Challenge of living Dr Mengi’s ideals

10May 2019
The Guardian Reporter
The Guardian
Challenge of living Dr Mengi’s ideals

IT WAS the end of a larger than life experience as the body of the late Executive Chairman of IPP Dr Reginald Mengi was lowered to its final resting place at his rural home in Machame East ward of Hai district, Kilimanjaro region.

Prime Minister Kassim Majaliwa lays a wreath at the tomb of the late Dr. Reginald Mengi during the burial ceremony at Kisereni village, Machame East ward in Kilimanjaro region yesterday. Photo: PMO

The moment saw thousands of mourners including the departed businessman’s family, IPP employees, top government officials leaders and senior clergymen in emotional expressions of sorrow in a mixture of praise, prayers and tears.

After the requiem mass attended by Prime Minister Kassim Majaliwa, some cabinet ministers and prominent public officials, back in the village there were emotional scenes as Dr Mengi's coffin was being lowered into the grave.

The body arrived at Dr Mengi's family cemetery at around 4 pm, with a vast crowd gathered on the sides of the road leading to Kisereni village to see the convoy carrying Dr Mengi's remains.

Speaking on behalf of the government, Premier Majaliwa described Dr Mengi as a special person and industrialist who will be remembered for the unique spirit he harboured against poverty and through that he spent his lifetime encouraging and enabling others get out of the poverty trap.

“Dr Mengi was kind, intelligent, a mentor, media leader and industrialist who used his education, skills and knowledge for the benefit of all, especially people with special needs,” he said.

He called on Dr Mengi’s family to honour the chairman by supervising well his projects and companies, urging them not to hesitate to ask for the government’s support whenever they feel things are not going well.

“The government is with you (the family) and we will always be there to provide support whenever needed,” he declared.

The head of the Evangelical Lutheran Church in Tanzania (ELCT) Bishop Dr Frederick Shoo urged government leaders and rich people to wisely use their wealth and positions by assisting the disadvantaged.

He said there are a few wealthy people who use their riches or power to humiliate others, cautioning that Tanzanians need to avoid judging one another and instead enhance unity.

Bishop Dr Shoo underlined that segregating one another is a sin since Almighty God wants those blessed with wealth support the less privileged and not disgrace them.

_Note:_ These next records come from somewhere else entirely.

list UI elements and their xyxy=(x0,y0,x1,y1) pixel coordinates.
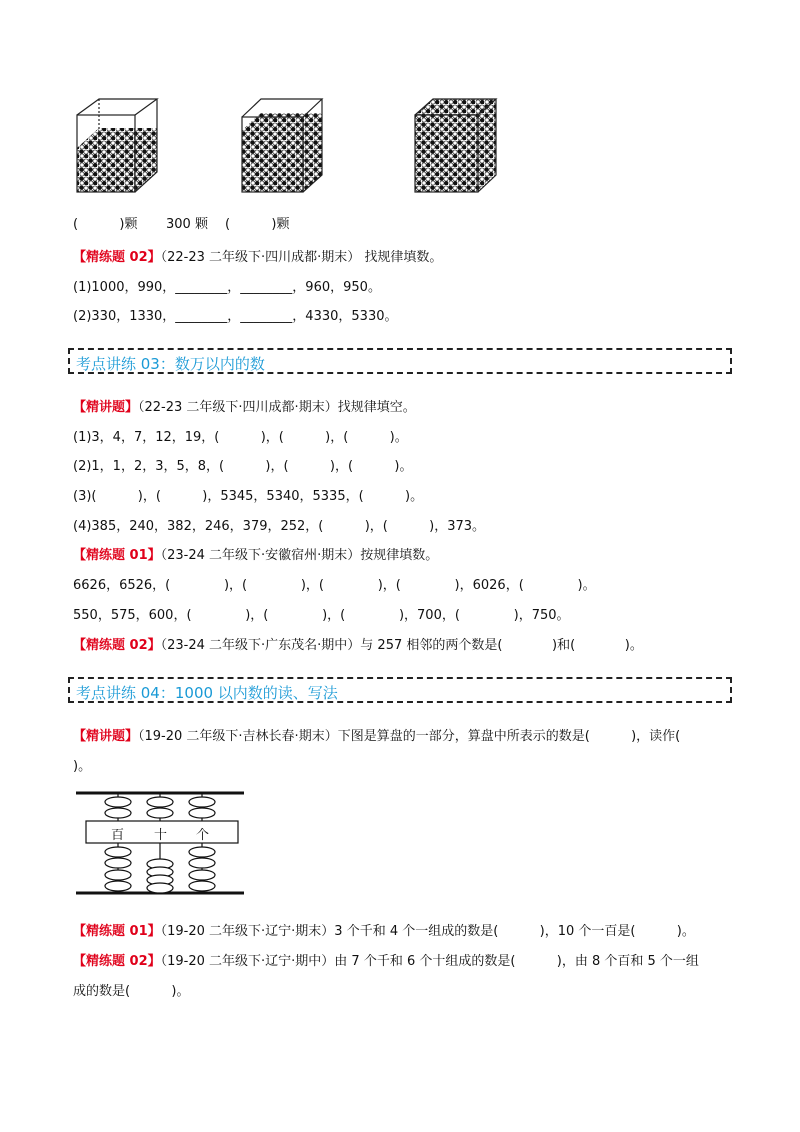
section-header-03 xyxy=(68,348,732,374)
question-line: (2)330，1330，________，________，4330，5330。 xyxy=(73,309,398,324)
section-title: 考点讲练 04：1000 以内数的读、写法 xyxy=(76,684,338,702)
question-text: （19-20 二年级下·吉林长春·期末）下图是算盘的一部分，算盘中所表示的数是( )，读作( xyxy=(138,729,681,744)
question-line xyxy=(73,725,680,744)
question-line: (1)3，4，7，12，19，( )，( )，( )。 xyxy=(73,430,408,445)
bead-box-2 xyxy=(242,99,322,192)
bead-box-3 xyxy=(415,99,496,192)
question-line: (4)385，240，382，246，379，252，( )，( )，373。 xyxy=(73,519,486,534)
question-tag: 【精练题 01】 xyxy=(73,548,161,563)
box-caption-2: 300 颗 xyxy=(166,217,208,232)
question-line: (2)1，1，2，3，5，8，( )，( )，( )。 xyxy=(73,459,413,474)
question-text: （19-20 二年级下·辽宁·期中）由 7 个千和 6 个十组成的数是( )，由 8 个百和 5 个一组 xyxy=(160,954,699,969)
bead-boxes-figure xyxy=(70,95,510,200)
question-source: （22-23 二年级下·四川成都·期末）找规律填空。 xyxy=(138,400,416,415)
question-tag: 【精练题 01】 xyxy=(73,924,161,939)
box-caption-3: ( )颗 xyxy=(225,217,290,232)
bead-box-1 xyxy=(77,99,157,192)
question-tag: 【精练题 02】 xyxy=(73,638,161,653)
question-tag: 【精讲题】 xyxy=(73,400,139,415)
question-line-continued: 成的数是( )。 xyxy=(73,984,190,999)
question-text: （23-24 二年级下·广东茂名·期中）与 257 相邻的两个数是( )和( )。 xyxy=(160,638,643,653)
question-tag: 【精讲题】 xyxy=(73,729,139,744)
question-line: (3)( )，( )，5345，5340，5335，( )。 xyxy=(73,489,424,504)
question-tag: 【精练题 02】 xyxy=(73,954,161,969)
question-tag: 【精练题 02】 xyxy=(73,250,161,265)
question-source: （23-24 二年级下·安徽宿州·期末）按规律填数。 xyxy=(160,548,439,563)
abacus-label-ones: 个 xyxy=(196,828,210,843)
question-line xyxy=(73,950,699,969)
question-line: 550，575，600，( )，( )，( )，700，( )，750。 xyxy=(73,608,570,623)
section-title: 考点讲练 03：数万以内的数 xyxy=(76,355,265,373)
section-header-04 xyxy=(68,677,732,703)
question-header xyxy=(73,544,438,563)
question-line: (1)1000，990，________，________，960，950。 xyxy=(73,280,381,295)
box-caption-1: ( )颗 xyxy=(73,217,138,232)
question-source: （22-23 二年级下·四川成都·期末） 找规律填数。 xyxy=(160,250,443,265)
abacus-label-hundreds: 百 xyxy=(111,828,125,843)
question-text: （19-20 二年级下·辽宁·期末）3 个千和 4 个一组成的数是( )，10 个一百是( )。 xyxy=(160,924,695,939)
question-line: 6626，6526，( )，( )，( )，( )，6026，( )。 xyxy=(73,578,596,593)
abacus-label-tens: 十 xyxy=(154,828,168,843)
question-line-continued: )。 xyxy=(73,759,92,774)
question-line xyxy=(73,920,695,939)
question-line xyxy=(73,634,643,653)
question-header xyxy=(73,396,416,415)
question-header xyxy=(73,246,442,265)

“We should use our positions and wealth to serve others. Let us put aside our selfishness and pride,” he said, quipping that such problems are mostly noticeable with young leaders.

“You get satisfaction by spending your wealth for others. May the Almighty God help us to live in accordance with his words and continue praying for the bereaved family,” he said calling upon Tanzanians to embrace the giving heart and many good things that the late Dr Reginald Mengi did during his lifetime.

He said that Dr Mengi’s wealth was for living up to God’s will since the Lord sought to use the late Dr Mengi as an example of how individuals can be effective bridges towards eradicating poverty.

“There are no reasons for ignoring others once you command resources or influence, since we all live for God, so we are supposed to be humble,” Bishop Dr Shoo intoned.

Executive Director of the Tanzania Private Sector Foundation (TPSF), Godfrey Simbeye explained how he related with Dr Mengi apart from the TPSF connection.

“He was a friend who always pin-pointed opportunities and wanted me to plan and have my own company that will employ Tanzanians in need of such an opening,” he said.

 Simbeye asked the media to arrange programs that will give room to review Dr Mengi’s book ‘I CAN, I MUST, I WILL’, to help the public to understand it and take actions.

“You have to come up with programs that will give as a chance to analyse Dr Mengi’s book. This will encourage more people in the country to try and emulate his steps for their own success,” he said.

Reading Dr Mengi’s biography, his son Abdiel said it is not easy to speak all out here as Dr Mengi has done a lot of good things in the society... “But all in all, we thank the government and its institutions, our close relatives, IPP staff and executives for their love and support.”

“Dr Mengi had three key characteristics. He was patriotic, self-confident and had no fear to break through to achieve what he wanted it to be,” he emphasized.

On Wednesday, President John Magufuli, Vice President Samia Suluhu Hassan, scores of public officials and a large crowd of city residents paid their last respects to Dr Mengi at Karimjee Grounds.

Dr Mengi who died on Thursday last week in Dubai, the United Arab Emirates, was laid to rest at his rural home, Nkuu Sinde-Kisereni next to the grave of his son Rodney Mutie.